Nicht einmal drei Monate hatte Michel Barnier Zeit, um sich als französischer Premierminister zu behaupten. Nun droht seiner Minderheitsregierung ein jähes Ende. Denn sowohl das linke Lager wie auch die Rechtsnationalisten in der Pariser Nationalversammlung haben angekündigt, den glücklosen Konservativen mit einem Misstrauensantrag am Mittwoch zu Fall bringen zu wollen.
Mit über drei Billionen Euro in der Kreide
Zum Verhängnis wird Barnier sein unpopuläres Haushaltsgesetz für 2025. Frankreich ist hoch verschuldet. Erst vor wenigen Tagen erinnerte der Premierminister im Fernsehen noch einmal daran, dass Paris mit mehr als 3200 Milliarden Euro in der Kreide stehe. Seine Mitte-rechts-Regierung hatte deswegen einen Sparhaushalt auf den Weg gebracht, der mit Kürzungen und Steuererhöhungen im Umfang von 60 Milliarden Euro plante.

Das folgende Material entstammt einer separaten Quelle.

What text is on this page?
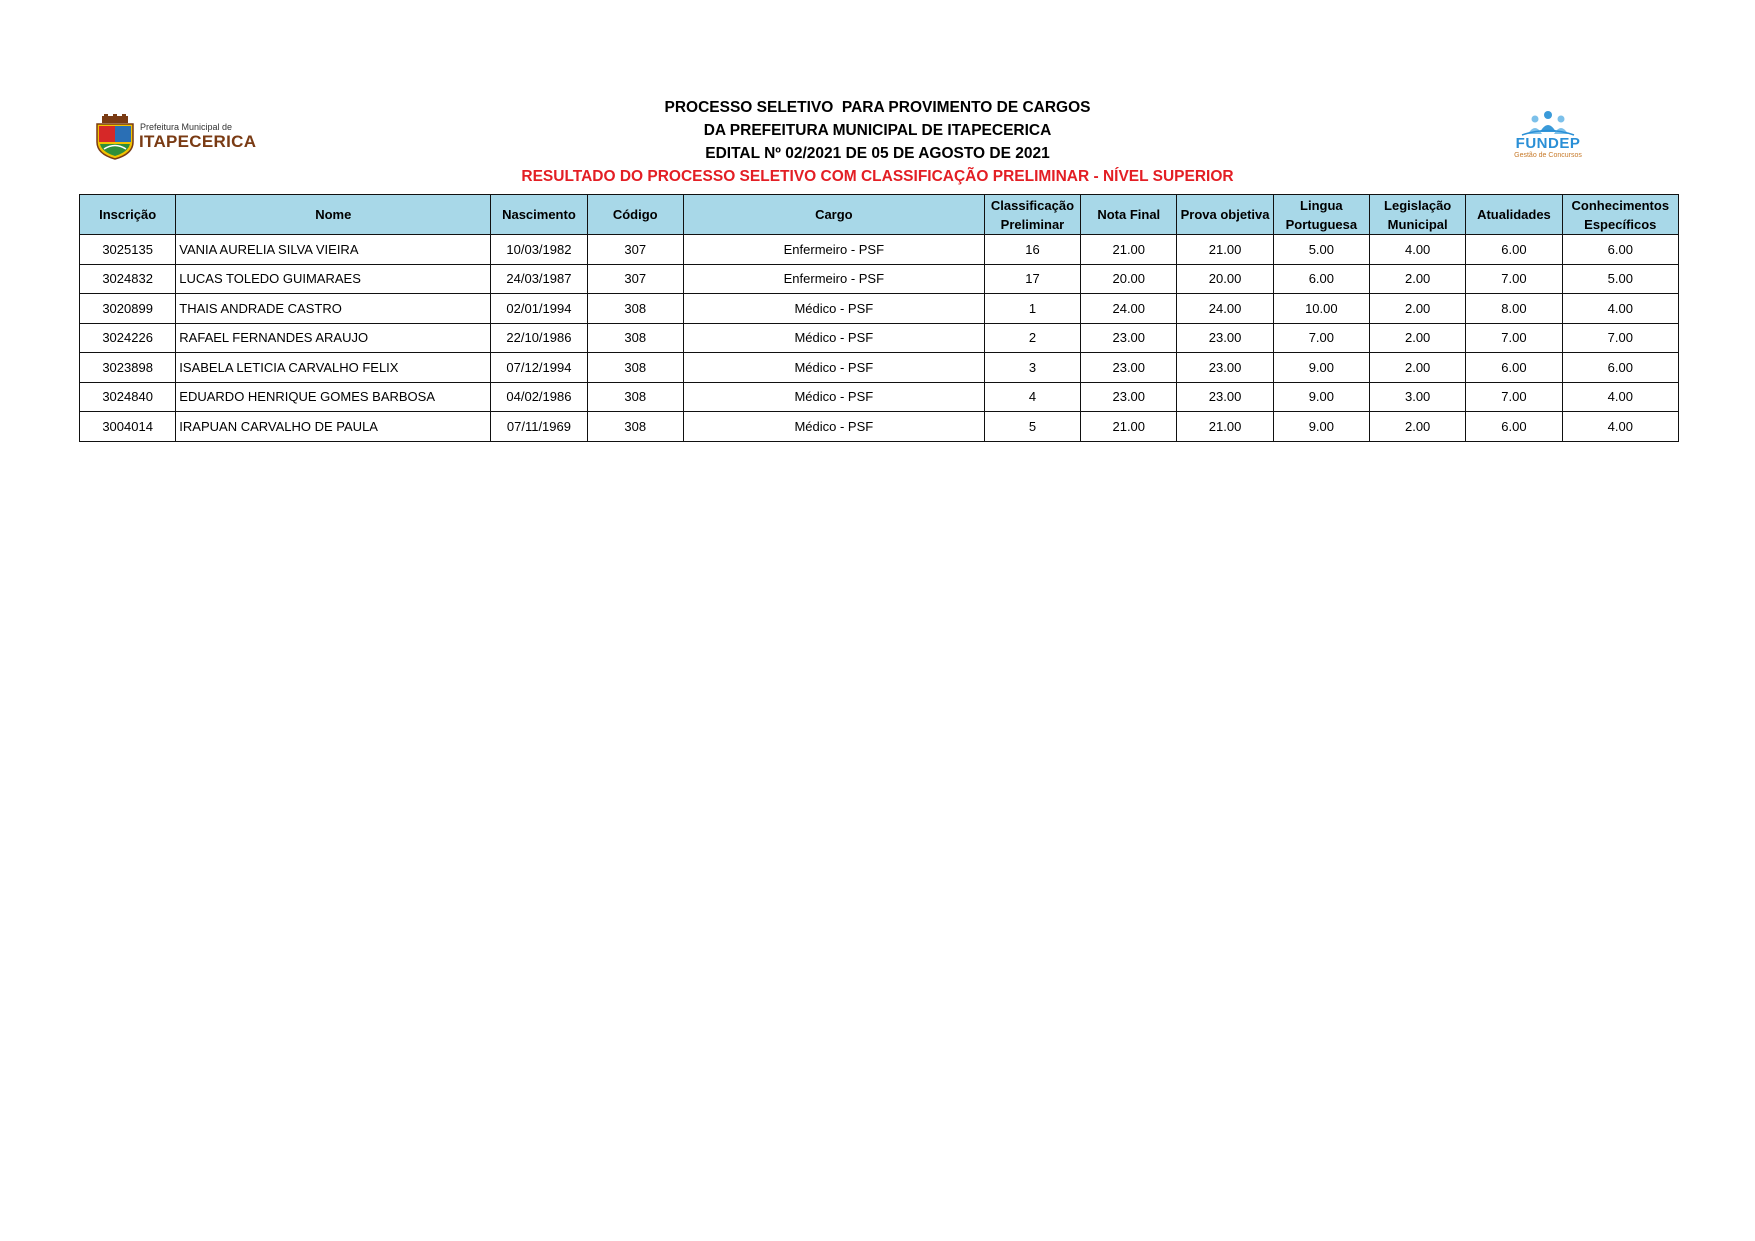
Prefeitura Municipal de
ITAPECERICA
PROCESSO SELETIVO  PARA PROVIMENTO DE CARGOS
DA PREFEITURA MUNICIPAL DE ITAPECERICA
EDITAL Nº 02/2021 DE 05 DE AGOSTO DE 2021
RESULTADO DO PROCESSO SELETIVO COM CLASSIFICAÇÃO PRELIMINAR - NÍVEL SUPERIOR
FUNDEP
Gestão de Concursos
Inscrição	Nome	Nascimento	Código	Cargo	Classificação Preliminar	Nota Final	Prova objetiva	Lingua Portuguesa	Legislação Municipal	Atualidades	Conhecimentos Específicos
3025135	VANIA AURELIA SILVA VIEIRA	10/03/1982	307	Enfermeiro - PSF	16	21.00	21.00	5.00	4.00	6.00	6.00
3024832	LUCAS TOLEDO GUIMARAES	24/03/1987	307	Enfermeiro - PSF	17	20.00	20.00	6.00	2.00	7.00	5.00
3020899	THAIS ANDRADE CASTRO	02/01/1994	308	Médico - PSF	1	24.00	24.00	10.00	2.00	8.00	4.00
3024226	RAFAEL FERNANDES ARAUJO	22/10/1986	308	Médico - PSF	2	23.00	23.00	7.00	2.00	7.00	7.00
3023898	ISABELA LETICIA CARVALHO FELIX	07/12/1994	308	Médico - PSF	3	23.00	23.00	9.00	2.00	6.00	6.00
3024840	EDUARDO HENRIQUE GOMES BARBOSA	04/02/1986	308	Médico - PSF	4	23.00	23.00	9.00	3.00	7.00	4.00
3004014	IRAPUAN CARVALHO DE PAULA	07/11/1969	308	Médico - PSF	5	21.00	21.00	9.00	2.00	6.00	4.00
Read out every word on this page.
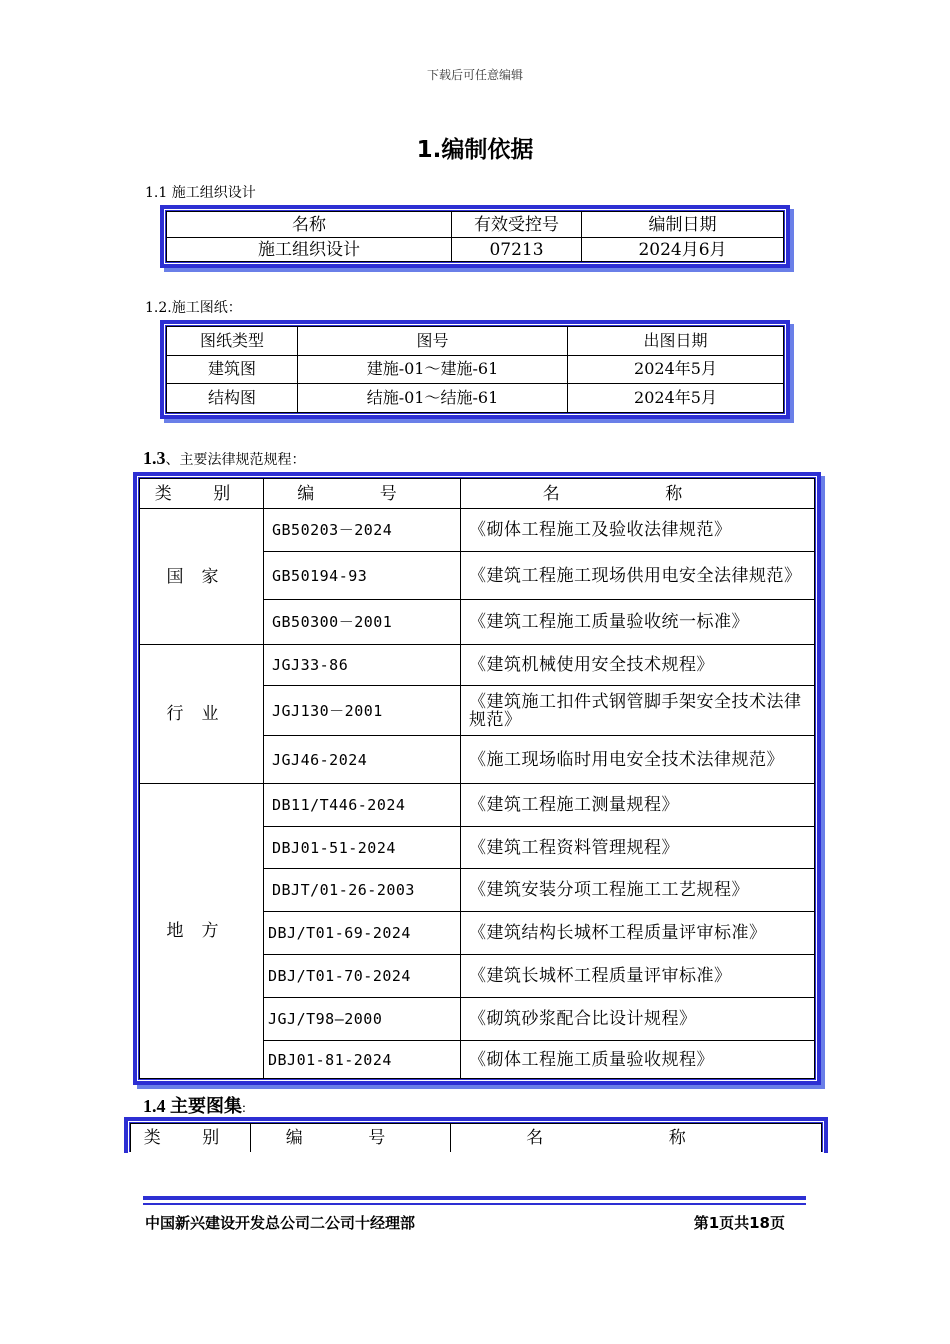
下载后可任意编辑
1.编制依据
1.1 施工组织设计
名称	有效受控号	编制日期
施工组织设计	07213	2024月6月
1.2.施工图纸：
图纸类型	图号	出图日期
建筑图	建施-01～建施-61	2024年5月
结构图	结施-01～结施-61	2024年5月
1.3、主要法律规范规程：
类 别	编 号	名 称
国家	GB50203－2024	《砌体工程施工及验收法律规范》
	GB50194-93	《建筑工程施工现场供用电安全法律规范》
	GB50300－2001	《建筑工程施工质量验收统一标准》
行业	JGJ33-86	《建筑机械使用安全技术规程》
	JGJ130－2001	《建筑施工扣件式钢管脚手架安全技术法律规范》
	JGJ46-2024	《施工现场临时用电安全技术法律规范》
地方	DB11/T446-2024	《建筑工程施工测量规程》
	DBJ01-51-2024	《建筑工程资料管理规程》
	DBJT/01-26-2003	《建筑安装分项工程施工工艺规程》
	DBJ/T01-69-2024	《建筑结构长城杯工程质量评审标准》
	DBJ/T01-70-2024	《建筑长城杯工程质量评审标准》
	JGJ/T98—2000	《砌筑砂浆配合比设计规程》
	DBJ01-81-2024	《砌体工程施工质量验收规程》
1.4 主要图集:
类 别	编 号	名 称
中国新兴建设开发总公司二公司十经理部	第1页共18页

Doch anstatt das Parlament noch einmal über das Gesetz über die künftigen Finanzrahmen für die Sozialversicherungen abstimmen zu lassen, machte Barnier am Montag von dem sogenannten 49.3-Verfahren Gebrauch. Dieses ermöglicht es dem Regierungschef, ein Gesetz ohne Abstimmung durch die Nationalversammlung zu bringen. Bei dem betroffenen Text handelt es sich um eines von zwei Gesetzen, die die Finanzierung des Staates und seiner Leistungen im kommenden Jahr sicherstellen sollen.
Vorausgegangen waren dem Exekutivdekret Wochen des Streites. Das linke Lager im Parlament, bestehend aus Sozialisten, Grünen, Kommunisten und radikalen Linken, hatte eine Zusammenarbeit mit der Barnier-Regierung von Beginn an boykottiert. Mit den aus ihrer Sicht sozial unausgewogenen Haushaltsplänen waren sie erst recht nicht einverstanden. Aber auch die Rechtsnationalisten des Rassemblement national (RN) lehnten die Sparvorschläge als «ungerecht» ab.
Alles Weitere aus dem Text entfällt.